On April 13th at Target Field, Aaron Hicks went 0-for-4 with three strikeouts, dropping his batting average to .047. It was the seventh time in 10 major-league games that he'd notched multiple strikeouts, and in total the rookie had whiffed in a whopping 43 percent of his plate appearances.
With the season two weeks old, even Hicks' most staunch supporters were facing the reality that his struggles amounted to more than a mere slump. He was overwhelmed and his issues at the plate were compounding rather than clearing.
At this point the Twins had begun feeling pressure to make a move of some kind ("I'll let you know when we do that," Ron Gardenhire told an inquiring reporter
, "so you don't have to ask every day anymore"), and surely they were weighing their options. Ultimately, they decided to stick with Hicks, albeit while sliding him down in the batting order, and it sounds like the decision was heavily influenced by another ambitious rookie -- first-year hitting coach Tom Brunansky.
When Gardenhire told Pioneer Press reporter Mike Berardino of the decision to keep Hicks around
, Berardino inferred that "Brunansky lobbied hard to keep working with [Hicks]." Said Gardenhire
: "Talking with Brunansky, his feeling is he wants to work with this kid. He believes he can get him right. I'm with Tom."
That's pretty bold for Bruno, who's still in his first few weeks on the job as a major-league hitting coach. Hicks appeared totally lost in the woods, which is not necessarily shocking for a 23-year-old straight out of Double-A, prompting many to believe he should spend some time in Rochester.
Of course, Brunansky knows a little bit about fast rises. In his playing career, he rocketed through the minors and was an effective full-time big-leaguer by the age of 21. His coaching career has followed a similarly steep ascent; he rejoined the Twins organization as a rookie-league hitting instructor in 2010, and has climbed from there to Double-A to Triple-A to the majors within a span of three years.

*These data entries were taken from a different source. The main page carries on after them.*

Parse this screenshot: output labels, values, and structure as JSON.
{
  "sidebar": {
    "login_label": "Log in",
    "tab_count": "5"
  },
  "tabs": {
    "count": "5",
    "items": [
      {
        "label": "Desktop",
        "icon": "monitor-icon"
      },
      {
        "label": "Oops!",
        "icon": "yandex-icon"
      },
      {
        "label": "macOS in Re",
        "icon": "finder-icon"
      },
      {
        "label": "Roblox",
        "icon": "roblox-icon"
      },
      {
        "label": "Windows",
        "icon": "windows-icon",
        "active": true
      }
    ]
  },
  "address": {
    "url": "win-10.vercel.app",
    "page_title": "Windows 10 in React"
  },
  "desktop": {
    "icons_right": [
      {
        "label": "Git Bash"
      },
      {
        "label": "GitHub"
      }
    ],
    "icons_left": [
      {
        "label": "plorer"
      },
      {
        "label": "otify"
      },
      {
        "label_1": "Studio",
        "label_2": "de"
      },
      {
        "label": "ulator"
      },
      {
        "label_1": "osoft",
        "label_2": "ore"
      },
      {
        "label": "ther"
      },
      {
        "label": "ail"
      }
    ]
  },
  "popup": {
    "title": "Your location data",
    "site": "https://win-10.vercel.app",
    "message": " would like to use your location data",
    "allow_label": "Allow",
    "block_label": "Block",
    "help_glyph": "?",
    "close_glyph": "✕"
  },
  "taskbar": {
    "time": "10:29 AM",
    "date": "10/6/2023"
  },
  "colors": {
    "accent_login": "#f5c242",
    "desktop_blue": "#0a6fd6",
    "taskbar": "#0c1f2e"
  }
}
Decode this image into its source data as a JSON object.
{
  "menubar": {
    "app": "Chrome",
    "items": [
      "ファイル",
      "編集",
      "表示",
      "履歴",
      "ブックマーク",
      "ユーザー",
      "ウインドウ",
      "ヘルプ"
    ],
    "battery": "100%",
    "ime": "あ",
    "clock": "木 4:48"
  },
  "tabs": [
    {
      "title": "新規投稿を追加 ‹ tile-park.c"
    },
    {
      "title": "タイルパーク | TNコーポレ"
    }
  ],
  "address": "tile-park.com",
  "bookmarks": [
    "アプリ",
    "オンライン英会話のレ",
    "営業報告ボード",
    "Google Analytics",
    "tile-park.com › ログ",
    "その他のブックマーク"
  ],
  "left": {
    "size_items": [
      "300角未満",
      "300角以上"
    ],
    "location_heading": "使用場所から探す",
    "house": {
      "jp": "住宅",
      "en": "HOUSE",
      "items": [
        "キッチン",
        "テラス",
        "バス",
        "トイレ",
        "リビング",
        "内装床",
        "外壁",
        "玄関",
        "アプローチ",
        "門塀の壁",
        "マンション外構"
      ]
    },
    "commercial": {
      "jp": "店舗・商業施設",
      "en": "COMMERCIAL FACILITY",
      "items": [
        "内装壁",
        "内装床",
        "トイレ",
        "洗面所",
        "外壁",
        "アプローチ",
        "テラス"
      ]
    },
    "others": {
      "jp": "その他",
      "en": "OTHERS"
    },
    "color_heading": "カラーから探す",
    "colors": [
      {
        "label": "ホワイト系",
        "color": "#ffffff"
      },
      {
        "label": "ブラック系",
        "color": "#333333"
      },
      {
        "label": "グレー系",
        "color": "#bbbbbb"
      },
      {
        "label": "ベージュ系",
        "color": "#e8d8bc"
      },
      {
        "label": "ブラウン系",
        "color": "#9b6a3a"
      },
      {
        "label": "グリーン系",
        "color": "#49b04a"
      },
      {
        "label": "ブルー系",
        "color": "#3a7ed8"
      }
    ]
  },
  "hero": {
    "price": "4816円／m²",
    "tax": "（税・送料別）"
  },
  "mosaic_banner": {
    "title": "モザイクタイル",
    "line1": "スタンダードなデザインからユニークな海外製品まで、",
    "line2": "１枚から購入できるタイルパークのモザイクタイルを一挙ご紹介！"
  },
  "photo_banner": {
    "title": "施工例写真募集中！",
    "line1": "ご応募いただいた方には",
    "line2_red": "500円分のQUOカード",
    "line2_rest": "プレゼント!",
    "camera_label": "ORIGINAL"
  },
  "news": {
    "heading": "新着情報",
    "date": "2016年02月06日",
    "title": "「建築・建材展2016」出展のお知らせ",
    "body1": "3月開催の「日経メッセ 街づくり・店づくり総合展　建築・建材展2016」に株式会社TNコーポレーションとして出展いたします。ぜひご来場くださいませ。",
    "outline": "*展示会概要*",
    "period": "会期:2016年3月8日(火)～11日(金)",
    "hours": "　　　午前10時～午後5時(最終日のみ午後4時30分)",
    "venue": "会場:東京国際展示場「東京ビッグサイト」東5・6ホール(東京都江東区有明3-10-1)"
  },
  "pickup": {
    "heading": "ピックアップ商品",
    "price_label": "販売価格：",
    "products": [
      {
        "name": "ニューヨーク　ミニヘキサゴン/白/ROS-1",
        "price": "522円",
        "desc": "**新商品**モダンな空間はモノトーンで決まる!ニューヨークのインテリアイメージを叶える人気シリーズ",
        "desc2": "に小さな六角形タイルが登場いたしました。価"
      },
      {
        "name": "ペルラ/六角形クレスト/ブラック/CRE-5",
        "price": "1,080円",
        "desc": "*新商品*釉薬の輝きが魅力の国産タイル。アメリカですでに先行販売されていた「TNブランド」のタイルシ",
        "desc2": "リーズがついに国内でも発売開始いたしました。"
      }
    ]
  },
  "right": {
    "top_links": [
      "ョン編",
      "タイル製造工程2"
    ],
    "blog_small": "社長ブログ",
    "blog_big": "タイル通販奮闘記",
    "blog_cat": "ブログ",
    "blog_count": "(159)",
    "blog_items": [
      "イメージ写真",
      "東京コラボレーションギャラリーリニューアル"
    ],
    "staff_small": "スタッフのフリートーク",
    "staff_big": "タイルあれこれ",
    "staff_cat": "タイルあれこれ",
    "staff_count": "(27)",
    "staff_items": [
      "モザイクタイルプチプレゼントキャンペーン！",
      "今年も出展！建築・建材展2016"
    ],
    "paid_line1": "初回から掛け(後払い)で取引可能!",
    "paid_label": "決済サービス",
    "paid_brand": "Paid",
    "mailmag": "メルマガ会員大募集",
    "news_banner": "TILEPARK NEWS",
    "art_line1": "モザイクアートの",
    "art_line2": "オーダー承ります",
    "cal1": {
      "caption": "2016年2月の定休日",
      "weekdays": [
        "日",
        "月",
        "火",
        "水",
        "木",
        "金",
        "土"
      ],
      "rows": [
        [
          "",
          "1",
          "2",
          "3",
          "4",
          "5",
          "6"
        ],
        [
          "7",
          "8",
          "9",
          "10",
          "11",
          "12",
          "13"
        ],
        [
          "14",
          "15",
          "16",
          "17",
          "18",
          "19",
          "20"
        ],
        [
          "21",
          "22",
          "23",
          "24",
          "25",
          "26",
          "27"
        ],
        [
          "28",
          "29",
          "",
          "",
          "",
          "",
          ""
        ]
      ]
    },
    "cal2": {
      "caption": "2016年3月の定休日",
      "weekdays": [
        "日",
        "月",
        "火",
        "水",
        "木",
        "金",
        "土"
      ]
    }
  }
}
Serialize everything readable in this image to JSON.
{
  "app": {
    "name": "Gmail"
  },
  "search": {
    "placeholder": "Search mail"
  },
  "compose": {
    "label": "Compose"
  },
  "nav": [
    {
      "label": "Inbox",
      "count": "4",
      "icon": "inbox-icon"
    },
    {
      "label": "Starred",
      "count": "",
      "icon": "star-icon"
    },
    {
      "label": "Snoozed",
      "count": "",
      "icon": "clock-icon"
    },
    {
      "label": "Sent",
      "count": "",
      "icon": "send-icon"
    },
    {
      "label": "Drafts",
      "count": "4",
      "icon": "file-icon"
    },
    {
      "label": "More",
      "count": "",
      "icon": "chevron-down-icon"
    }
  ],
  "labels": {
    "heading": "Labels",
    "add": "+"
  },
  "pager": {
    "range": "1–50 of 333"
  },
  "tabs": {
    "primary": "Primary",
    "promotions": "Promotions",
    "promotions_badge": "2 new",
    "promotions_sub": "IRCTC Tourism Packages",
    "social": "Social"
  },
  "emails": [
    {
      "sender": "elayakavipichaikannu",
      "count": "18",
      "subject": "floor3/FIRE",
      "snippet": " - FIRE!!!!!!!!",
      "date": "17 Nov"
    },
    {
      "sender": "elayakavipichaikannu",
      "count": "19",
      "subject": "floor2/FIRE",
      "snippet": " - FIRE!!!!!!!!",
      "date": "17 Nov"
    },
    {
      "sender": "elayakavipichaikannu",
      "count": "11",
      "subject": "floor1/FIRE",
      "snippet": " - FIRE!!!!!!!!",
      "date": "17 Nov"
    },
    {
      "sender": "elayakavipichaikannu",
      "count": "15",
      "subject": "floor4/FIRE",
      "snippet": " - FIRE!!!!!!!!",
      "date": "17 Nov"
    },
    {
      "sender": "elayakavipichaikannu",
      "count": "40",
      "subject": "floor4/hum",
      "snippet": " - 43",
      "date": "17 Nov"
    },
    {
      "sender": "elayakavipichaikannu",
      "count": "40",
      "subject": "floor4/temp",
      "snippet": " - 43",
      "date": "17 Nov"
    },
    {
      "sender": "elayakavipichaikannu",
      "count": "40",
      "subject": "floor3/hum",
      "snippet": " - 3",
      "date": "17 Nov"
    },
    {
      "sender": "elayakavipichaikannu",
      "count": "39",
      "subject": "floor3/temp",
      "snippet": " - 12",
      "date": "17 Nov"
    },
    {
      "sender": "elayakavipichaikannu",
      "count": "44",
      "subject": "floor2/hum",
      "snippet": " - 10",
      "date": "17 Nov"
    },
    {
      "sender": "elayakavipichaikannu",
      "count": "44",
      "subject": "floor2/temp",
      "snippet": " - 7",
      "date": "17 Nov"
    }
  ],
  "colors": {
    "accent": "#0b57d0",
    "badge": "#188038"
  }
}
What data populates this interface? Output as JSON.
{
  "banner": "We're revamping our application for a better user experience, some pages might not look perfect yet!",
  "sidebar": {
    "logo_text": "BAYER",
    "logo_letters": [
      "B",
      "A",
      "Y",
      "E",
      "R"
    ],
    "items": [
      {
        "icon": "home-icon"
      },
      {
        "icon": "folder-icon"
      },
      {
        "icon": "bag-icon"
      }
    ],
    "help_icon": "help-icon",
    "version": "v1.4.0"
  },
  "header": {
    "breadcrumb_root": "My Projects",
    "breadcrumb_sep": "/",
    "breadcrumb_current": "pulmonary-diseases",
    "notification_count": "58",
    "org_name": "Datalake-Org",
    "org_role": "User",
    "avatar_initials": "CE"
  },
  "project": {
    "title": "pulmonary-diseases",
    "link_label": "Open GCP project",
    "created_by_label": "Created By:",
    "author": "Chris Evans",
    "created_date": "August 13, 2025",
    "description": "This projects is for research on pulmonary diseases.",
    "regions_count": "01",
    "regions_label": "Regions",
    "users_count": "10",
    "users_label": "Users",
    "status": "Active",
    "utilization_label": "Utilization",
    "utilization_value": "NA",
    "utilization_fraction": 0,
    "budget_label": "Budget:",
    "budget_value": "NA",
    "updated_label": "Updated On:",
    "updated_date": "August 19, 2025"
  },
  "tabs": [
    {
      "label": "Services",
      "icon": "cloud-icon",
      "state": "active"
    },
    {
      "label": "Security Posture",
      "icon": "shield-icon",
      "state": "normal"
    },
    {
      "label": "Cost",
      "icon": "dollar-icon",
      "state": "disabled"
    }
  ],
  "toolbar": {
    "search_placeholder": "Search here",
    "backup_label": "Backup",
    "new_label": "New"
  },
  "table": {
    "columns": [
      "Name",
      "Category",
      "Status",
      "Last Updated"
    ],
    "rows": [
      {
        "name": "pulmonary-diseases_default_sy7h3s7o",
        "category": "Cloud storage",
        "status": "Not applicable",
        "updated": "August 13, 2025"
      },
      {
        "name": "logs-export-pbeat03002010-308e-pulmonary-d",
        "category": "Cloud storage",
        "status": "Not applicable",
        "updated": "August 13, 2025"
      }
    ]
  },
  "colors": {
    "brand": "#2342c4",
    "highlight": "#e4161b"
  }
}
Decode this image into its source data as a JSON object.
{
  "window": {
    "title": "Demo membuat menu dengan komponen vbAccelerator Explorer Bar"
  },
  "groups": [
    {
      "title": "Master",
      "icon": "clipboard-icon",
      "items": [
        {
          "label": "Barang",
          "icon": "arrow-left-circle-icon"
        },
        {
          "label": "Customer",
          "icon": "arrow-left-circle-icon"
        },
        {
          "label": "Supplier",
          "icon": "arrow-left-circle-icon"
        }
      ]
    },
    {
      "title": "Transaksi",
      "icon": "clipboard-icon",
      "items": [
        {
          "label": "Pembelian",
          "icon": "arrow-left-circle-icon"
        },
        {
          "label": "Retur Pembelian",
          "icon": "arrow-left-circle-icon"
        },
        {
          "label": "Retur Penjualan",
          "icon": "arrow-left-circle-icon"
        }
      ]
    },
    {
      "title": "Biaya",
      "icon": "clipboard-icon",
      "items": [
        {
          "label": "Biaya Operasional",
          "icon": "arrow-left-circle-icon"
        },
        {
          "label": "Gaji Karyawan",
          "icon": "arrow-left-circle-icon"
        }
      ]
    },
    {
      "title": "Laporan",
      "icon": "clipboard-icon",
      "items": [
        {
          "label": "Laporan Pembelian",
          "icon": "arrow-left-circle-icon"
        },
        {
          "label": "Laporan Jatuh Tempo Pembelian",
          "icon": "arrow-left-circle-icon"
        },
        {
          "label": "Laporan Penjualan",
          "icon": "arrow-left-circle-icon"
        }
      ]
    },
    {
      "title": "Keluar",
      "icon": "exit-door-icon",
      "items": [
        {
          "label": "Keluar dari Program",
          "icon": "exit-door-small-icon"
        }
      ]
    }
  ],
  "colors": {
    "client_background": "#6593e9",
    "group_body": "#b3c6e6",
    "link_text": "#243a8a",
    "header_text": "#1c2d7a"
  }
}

Perhaps, through that experience, Brunansky can offer some perspective to the discombobulated Hicks. Whatever they're doing right now, it seems to be helping. In four games since the three-strikeout performance against the Mets, the center fielder has drawn six walks, and he hadn't struck out until fanning on a full count in his fourth trip on Sunday. There's been a visible and dramatic improvement in his previously broken plate approach, and if he can keep it up, his slump-busting RBI single will only be the start of a full-fledged turnaround.
Presently he's still hitting .059, but Hicks is seeing the ball better, working into favorable counts and heading to the box with more confidence. If sustained, those trends will lead to a rapid rise in his batting average. With a little help, he seems to be finding his way.